Simon Halford
- Full name: Simon James Halford
- Date of birth: 26 June 1971 (age 53)
- Place of birth: Palmerston North, New Zealand
- Height: 6 ft 2 in (188 cm)
- Weight: 254 lb (115 kg)

Rugby union career
- Position(s): Prop / Loose forward

Senior career
- Years: Team / Apps / (Points)
- 1999–03: London Irish / 66 / (0)
- 2003: Leeds Tykes / 6 / (0)

Provincial / State sides
- Years: Team / Apps / (Points)
- 1990–92: Hawke's Bay / 21 / (8)
- 1993–98: Manawatu / 41 / (20)
- 1997: Central Vikings / 8 / (0)
- 1999: North Harbour / 9 / (0)

= Simon Halford =

New Zealand rugby union player (born 1971)

Simon James Halford (born 26 June 1971) is a New Zealand former professional rugby union player.

Born in Palmerston North, Halford is the brother of former Hawke's Bay captain Greg Halford.

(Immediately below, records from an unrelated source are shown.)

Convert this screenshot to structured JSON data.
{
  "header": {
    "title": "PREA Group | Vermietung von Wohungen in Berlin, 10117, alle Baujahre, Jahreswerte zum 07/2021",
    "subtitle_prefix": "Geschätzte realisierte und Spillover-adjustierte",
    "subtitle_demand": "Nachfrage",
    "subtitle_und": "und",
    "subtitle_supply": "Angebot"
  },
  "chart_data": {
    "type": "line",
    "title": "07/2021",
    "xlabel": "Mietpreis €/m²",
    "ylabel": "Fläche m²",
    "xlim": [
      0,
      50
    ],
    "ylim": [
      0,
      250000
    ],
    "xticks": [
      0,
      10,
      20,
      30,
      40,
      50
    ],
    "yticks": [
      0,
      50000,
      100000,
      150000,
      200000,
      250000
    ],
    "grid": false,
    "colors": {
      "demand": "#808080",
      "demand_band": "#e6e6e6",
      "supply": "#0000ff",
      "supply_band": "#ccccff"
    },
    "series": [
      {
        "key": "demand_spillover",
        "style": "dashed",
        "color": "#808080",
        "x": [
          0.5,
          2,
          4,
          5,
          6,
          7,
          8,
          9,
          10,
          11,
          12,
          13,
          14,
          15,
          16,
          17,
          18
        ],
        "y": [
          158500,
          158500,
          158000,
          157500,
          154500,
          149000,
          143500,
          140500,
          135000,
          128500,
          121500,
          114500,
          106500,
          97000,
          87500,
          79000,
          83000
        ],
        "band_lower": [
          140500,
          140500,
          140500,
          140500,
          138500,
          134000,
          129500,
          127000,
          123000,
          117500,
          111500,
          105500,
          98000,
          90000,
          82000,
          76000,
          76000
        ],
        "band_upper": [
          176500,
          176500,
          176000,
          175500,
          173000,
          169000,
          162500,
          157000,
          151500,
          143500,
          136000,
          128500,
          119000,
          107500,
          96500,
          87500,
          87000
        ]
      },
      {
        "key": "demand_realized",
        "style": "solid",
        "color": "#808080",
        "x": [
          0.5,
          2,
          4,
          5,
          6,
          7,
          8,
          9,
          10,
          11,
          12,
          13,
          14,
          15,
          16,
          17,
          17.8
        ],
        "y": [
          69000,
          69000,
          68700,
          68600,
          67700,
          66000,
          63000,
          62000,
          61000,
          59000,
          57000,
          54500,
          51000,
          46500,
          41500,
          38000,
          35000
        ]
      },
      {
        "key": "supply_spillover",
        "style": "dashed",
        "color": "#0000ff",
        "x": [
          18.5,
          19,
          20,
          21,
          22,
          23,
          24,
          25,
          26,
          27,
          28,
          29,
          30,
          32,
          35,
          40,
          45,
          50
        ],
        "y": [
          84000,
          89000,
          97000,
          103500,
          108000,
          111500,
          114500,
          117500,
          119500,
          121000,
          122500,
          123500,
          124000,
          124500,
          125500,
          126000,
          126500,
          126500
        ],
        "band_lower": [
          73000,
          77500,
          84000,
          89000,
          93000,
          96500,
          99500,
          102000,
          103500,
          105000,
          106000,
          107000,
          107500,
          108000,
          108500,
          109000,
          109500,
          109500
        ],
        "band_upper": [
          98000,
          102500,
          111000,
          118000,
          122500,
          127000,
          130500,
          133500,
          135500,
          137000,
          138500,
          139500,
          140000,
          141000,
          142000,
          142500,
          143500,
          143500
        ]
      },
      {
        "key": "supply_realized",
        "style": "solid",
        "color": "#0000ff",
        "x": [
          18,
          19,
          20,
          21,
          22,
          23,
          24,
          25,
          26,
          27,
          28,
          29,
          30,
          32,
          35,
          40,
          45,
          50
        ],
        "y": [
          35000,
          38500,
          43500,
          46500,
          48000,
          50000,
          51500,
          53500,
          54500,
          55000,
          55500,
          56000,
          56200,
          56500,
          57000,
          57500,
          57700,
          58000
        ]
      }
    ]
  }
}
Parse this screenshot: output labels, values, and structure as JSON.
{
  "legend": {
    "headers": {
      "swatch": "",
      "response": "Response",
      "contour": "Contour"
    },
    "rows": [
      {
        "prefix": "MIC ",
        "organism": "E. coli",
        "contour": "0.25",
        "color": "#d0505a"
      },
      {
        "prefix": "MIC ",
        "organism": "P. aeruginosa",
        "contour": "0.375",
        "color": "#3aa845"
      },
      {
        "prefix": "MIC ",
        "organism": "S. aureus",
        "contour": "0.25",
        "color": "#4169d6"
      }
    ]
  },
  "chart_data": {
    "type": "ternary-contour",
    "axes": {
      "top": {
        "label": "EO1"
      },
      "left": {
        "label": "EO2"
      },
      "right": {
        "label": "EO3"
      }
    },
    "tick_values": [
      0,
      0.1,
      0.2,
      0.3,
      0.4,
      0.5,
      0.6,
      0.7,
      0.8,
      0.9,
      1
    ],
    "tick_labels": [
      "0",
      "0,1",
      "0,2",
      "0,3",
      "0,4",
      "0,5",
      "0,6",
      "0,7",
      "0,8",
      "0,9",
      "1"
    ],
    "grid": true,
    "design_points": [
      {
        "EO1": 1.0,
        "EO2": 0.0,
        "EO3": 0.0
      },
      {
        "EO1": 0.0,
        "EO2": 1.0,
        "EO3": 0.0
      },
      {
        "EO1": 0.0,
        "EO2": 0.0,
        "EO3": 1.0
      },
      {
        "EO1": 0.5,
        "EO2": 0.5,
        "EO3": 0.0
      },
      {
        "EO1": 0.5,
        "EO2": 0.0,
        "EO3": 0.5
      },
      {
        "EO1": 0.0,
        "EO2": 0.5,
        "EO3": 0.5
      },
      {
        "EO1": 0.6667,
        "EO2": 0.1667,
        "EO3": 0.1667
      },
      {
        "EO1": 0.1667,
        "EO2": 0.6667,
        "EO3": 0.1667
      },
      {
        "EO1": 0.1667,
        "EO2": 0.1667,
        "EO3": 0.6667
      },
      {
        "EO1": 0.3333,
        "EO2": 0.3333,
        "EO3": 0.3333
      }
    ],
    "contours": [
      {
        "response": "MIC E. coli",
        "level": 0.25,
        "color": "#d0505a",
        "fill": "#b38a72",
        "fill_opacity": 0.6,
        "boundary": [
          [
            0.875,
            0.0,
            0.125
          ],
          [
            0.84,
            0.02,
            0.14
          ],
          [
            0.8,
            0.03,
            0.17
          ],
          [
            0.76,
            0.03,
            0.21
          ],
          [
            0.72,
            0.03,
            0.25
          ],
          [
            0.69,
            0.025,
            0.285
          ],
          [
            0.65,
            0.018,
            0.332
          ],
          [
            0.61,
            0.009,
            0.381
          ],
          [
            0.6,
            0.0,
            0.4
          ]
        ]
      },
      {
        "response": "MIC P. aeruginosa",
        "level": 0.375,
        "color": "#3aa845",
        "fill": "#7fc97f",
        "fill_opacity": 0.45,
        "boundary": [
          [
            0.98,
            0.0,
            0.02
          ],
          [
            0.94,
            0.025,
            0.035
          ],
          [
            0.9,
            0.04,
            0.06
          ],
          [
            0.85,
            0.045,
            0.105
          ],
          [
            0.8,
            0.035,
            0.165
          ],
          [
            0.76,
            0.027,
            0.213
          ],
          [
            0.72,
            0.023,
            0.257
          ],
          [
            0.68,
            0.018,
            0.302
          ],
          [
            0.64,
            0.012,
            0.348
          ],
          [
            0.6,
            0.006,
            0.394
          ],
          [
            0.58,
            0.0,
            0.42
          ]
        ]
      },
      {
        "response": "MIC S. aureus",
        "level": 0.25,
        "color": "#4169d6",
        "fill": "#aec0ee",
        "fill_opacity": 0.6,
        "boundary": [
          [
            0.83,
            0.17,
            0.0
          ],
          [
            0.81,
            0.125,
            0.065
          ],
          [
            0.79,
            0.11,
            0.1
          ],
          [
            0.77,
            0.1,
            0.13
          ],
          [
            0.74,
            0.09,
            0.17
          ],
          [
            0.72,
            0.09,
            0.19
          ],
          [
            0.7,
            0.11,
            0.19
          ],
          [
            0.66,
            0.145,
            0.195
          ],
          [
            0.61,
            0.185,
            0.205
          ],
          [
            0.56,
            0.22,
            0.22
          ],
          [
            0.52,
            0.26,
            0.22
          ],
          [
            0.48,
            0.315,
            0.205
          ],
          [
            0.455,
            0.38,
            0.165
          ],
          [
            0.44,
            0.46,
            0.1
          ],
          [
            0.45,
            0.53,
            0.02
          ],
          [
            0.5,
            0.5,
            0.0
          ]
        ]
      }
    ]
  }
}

Halford started out at Hawke's Bay as a loose forward, before moving to the front row when he played with Manawatu, becoming a specialist tighthead prop. He captained Manawatu in 1998 and after a season with North Harbour the following year left for the United Kingdom. From 1999 to 2003, Halford played for London Irish and was a member of their side that won the 2001–02 Powergen Cup, coming on off the bench in the final. He got signed by the Leeds Tykes in 2003 as cover for Gavin Kerr, who was due to be absent during the World Cup.

An orchardist, Halford and his wife run Halford's Orchard outside Hastings in Hawke's Bay.